Sag mal, lieber Maik, gehört das Augenmass im Zeitalter der elektronischen „Hilfen“ nicht (mehr) zu den Berufsanforderungen eines BKF?

Ich kenn zwar nicht die betreffende Stelle, gehe jedoch davon aus, dass die Durchfahtthöhe mittels eines Schildes angezeigt ist. Ist das wieder mal ein Fall von nicht aktueller Navi-Software? Ich weiss, die Frage kannst Du nicht beantworten.

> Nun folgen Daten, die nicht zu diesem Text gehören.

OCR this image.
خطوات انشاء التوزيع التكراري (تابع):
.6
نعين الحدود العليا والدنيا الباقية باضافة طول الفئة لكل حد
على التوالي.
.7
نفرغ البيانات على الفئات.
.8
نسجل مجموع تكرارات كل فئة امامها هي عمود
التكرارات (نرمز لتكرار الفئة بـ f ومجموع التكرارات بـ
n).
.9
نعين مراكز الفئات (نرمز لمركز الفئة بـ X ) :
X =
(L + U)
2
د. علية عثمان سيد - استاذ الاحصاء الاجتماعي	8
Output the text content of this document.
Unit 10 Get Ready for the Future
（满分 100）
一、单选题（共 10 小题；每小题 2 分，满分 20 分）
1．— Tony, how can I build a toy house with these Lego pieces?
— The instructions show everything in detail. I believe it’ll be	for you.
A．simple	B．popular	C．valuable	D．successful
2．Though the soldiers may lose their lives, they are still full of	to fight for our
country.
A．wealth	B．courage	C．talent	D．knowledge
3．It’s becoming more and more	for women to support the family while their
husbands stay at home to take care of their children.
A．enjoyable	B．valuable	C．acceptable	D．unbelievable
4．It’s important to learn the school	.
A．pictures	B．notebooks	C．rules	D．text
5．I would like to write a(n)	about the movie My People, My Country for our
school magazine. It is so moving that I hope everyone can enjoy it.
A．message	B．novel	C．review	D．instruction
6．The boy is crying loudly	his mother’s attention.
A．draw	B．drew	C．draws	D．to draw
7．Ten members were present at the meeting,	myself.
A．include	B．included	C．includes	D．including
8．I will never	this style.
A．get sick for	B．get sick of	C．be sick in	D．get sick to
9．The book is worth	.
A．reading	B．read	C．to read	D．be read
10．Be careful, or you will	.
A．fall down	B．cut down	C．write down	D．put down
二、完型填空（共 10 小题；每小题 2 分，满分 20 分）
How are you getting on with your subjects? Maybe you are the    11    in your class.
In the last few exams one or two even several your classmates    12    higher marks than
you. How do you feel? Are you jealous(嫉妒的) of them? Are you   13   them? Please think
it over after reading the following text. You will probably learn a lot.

Der Fahrer kann einem schon leid tun, bei dem Schaden wird die Versicherung schon genauer nachfragen.

www.fr-online.de/rhein-main/neuwagen-zerstoert…

Herzliche Grüsse und gute Fahrt

Hajo

Hallo Hajo,

hier gibts den Vorfall mit Foto. Da sieht man gut, dass die Brücke mit einer Höhe von vier Metern ausgeschildert war. Da hätte auch kein Navi gewarnt.

Also war der Lkw zu hoch beladen. Demnach die Schuld vom Fahrer. Denn der lädt ja seinen Laster. Lapidar gesagt? Hmm, blöd für ihn gelaufen. Wer den Schaden letztlich bezahlt, weiß ich nicht. Bestimmt erstmal die Versicherung des Halters. Ob die sich das Geld vom Verursacher wieder holt? Da kenne ich mich nicht aus. Vorstellen kann ich es mir aber schon.